Os resultados aparecem em diferentes frentes. A matriz energética é hoje composta por 64% de fontes renováveis, impulsionada pela biomassa das próprias florestas, um dos fatores que explicam a redução de 16% nas emissões absolutas de gases estufa nos escopos 1 e 2 em relação a 2020.

Segundo o executivo, o resultado já coloca a companhia em linha com a meta de reduzir 37% das emissões até 2030.

"Agora é sustentar o patamar já alcançado. Se houvesse um recuo, como a aquisição de um ativo com fonte energética mais suja, poderia reverter o indicador", explicou Guilherme.

Parte dessa redução da pegada de carbono também tem origem em uma decisão operacional: a troca de carvão por gás natural na planta de revestimento cerâmico, fruto de um [grifar]investimento de cerca de R$ 2 milhões.

Há também uma conjuntura que Setubal chama de "ressaca da pandemia": a retração do mercado de revestimentos, quando parte da demanda por reformas foi antecipada durante o período de isolamento social. 

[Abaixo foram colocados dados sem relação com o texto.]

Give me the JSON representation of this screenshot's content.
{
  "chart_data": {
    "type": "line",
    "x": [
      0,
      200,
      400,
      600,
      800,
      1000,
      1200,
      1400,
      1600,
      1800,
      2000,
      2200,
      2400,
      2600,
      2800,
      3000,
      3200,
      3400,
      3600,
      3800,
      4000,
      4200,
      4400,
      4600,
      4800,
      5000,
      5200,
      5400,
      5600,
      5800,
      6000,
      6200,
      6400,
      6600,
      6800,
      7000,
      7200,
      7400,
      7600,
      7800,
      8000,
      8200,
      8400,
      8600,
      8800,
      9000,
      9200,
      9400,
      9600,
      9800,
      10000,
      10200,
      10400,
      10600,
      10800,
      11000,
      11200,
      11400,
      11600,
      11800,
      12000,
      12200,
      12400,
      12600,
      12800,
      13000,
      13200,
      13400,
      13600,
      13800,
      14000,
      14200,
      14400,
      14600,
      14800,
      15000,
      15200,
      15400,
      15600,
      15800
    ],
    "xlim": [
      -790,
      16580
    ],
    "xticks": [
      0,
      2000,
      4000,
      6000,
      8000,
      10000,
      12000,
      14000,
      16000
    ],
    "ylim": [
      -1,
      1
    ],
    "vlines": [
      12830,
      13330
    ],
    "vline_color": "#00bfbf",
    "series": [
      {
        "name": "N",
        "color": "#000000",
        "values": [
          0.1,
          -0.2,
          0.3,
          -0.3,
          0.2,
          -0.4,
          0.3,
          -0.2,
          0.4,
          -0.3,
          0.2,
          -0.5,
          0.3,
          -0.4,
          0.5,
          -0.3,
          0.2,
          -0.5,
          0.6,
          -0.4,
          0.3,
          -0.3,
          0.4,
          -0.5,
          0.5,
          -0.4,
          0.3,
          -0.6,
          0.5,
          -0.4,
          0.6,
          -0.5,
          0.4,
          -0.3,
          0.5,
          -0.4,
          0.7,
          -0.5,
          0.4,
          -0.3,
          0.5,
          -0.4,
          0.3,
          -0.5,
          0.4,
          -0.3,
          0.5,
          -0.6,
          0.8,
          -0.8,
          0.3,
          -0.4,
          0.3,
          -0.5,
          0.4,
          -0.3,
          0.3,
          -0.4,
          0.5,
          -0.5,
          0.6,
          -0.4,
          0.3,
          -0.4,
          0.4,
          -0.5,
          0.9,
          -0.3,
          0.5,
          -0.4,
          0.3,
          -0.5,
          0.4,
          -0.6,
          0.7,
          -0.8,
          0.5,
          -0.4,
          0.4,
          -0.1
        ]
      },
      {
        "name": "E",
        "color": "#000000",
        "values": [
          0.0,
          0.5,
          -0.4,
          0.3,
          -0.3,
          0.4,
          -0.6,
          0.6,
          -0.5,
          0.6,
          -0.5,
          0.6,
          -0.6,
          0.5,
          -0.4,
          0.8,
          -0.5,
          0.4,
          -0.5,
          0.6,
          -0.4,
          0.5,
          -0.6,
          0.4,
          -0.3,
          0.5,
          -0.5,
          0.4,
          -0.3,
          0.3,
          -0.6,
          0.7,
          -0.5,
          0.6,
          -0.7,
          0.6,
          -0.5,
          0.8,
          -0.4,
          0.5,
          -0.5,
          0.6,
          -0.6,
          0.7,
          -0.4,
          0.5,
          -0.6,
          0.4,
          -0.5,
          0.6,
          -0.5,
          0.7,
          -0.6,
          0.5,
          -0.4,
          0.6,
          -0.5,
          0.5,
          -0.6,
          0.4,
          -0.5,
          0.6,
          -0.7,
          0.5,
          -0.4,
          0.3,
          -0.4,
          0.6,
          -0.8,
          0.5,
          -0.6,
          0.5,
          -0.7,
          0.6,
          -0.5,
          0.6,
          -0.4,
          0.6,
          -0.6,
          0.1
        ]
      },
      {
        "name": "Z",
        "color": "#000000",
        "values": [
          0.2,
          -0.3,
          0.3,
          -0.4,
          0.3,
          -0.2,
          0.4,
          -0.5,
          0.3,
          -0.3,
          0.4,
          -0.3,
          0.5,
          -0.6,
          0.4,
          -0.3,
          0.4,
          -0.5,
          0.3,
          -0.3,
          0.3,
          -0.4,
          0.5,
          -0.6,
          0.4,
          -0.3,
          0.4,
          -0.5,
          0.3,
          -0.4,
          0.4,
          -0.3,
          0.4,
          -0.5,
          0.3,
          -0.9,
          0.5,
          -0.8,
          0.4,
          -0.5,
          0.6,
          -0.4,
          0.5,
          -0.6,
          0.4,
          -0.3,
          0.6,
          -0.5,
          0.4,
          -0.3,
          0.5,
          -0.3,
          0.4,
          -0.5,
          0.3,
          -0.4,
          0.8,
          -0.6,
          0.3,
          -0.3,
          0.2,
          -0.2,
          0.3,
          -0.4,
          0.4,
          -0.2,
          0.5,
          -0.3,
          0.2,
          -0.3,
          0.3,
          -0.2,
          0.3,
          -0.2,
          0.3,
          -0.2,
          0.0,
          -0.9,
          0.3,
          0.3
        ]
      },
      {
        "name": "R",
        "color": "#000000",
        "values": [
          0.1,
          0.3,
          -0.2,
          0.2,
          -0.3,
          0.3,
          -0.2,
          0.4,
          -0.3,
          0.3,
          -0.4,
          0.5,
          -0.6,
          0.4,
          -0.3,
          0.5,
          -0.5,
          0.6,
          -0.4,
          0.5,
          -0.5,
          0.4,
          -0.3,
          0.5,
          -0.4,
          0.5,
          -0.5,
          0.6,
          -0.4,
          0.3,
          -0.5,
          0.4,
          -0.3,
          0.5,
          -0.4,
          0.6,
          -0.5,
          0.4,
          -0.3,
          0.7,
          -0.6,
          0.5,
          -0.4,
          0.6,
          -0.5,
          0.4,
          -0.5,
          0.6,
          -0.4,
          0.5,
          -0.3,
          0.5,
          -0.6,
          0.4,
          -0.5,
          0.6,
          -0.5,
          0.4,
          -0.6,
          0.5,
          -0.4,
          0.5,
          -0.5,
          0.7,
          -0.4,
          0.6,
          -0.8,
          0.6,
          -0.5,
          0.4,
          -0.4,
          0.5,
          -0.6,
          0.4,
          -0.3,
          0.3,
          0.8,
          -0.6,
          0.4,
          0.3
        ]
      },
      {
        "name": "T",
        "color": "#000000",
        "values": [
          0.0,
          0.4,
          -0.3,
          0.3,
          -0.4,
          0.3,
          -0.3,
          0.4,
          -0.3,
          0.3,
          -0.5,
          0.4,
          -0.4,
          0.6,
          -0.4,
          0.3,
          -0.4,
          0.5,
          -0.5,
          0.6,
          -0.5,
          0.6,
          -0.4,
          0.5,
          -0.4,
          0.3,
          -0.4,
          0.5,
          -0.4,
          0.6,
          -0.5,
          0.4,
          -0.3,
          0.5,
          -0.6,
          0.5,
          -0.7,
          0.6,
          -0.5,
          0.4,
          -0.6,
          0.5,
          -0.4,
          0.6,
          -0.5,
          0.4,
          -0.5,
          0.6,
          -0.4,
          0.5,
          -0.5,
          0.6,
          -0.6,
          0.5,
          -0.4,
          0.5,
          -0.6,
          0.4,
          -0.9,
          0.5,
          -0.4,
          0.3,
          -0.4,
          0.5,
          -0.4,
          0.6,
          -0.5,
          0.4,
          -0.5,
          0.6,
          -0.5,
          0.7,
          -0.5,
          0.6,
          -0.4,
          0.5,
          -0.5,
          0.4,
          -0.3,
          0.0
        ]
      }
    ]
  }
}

Na frente de resíduos, os avanços também foram relevantes. A companhia atingiu o status de Aterro Zero em todas as unidades brasileiras de painéis, metais e revestimentos cerâmicos, reduzindo em 54% a destinação a aterros sanitários e acima da meta global de 50%.

Hoje, 80,4% dos resíduos industriais são reciclados, reaproveitados ou destinados à produção de energia.

Metas nascem do risco, não o contrário

Para o novo ciclo, a Dexco promete uma mudança de método. Até aqui, as metas eram praticamente iguais entre negócios distintos, tanto para a unidade de louças quanto para a de metais ou revestimentos.

Agora, a lógica será invertida. Em vez de definir informações padronizadas para toda a companhia, a estratégia passará a ser guiada pelos riscos materiais identificados em cada operação.

"O IFRS vai apontar a direção", destacou o diretor de sustentabilidade.

Na prática, isso também significa que nem todas as metas do ciclo anterior sobreviveram a essa jornada. Um exemplo são aquelas ligadas a chuveiros elétricos, que foram descontinuadas após a venda da unidade de negócio.

Já o compromisso de certificação ambiental da cadeia de valor de produtos da floresta foi revisitada de 80% para 50% depois que a equipe concluiu que o número original "era muito ousado e que não faria mais sentido", segundo o diretor.

Uma das próximas ambições é avançar na cadeia de valor e inspirar cada vez mais práticas socioambientais positivas.

Se, até aqui, a agenda de sustentabilidade era estruturada em torno de metas corporativas, o próximo ciclo será orientado pelos riscos que podem afetar diretamente seu desempenho financeiro.

“Com uma governança fortalecida, garantimos que o ESG permaneça como eixo fundamental para nossa competitividade e geração de valor para nossos stakeholders”, conclui Setubal.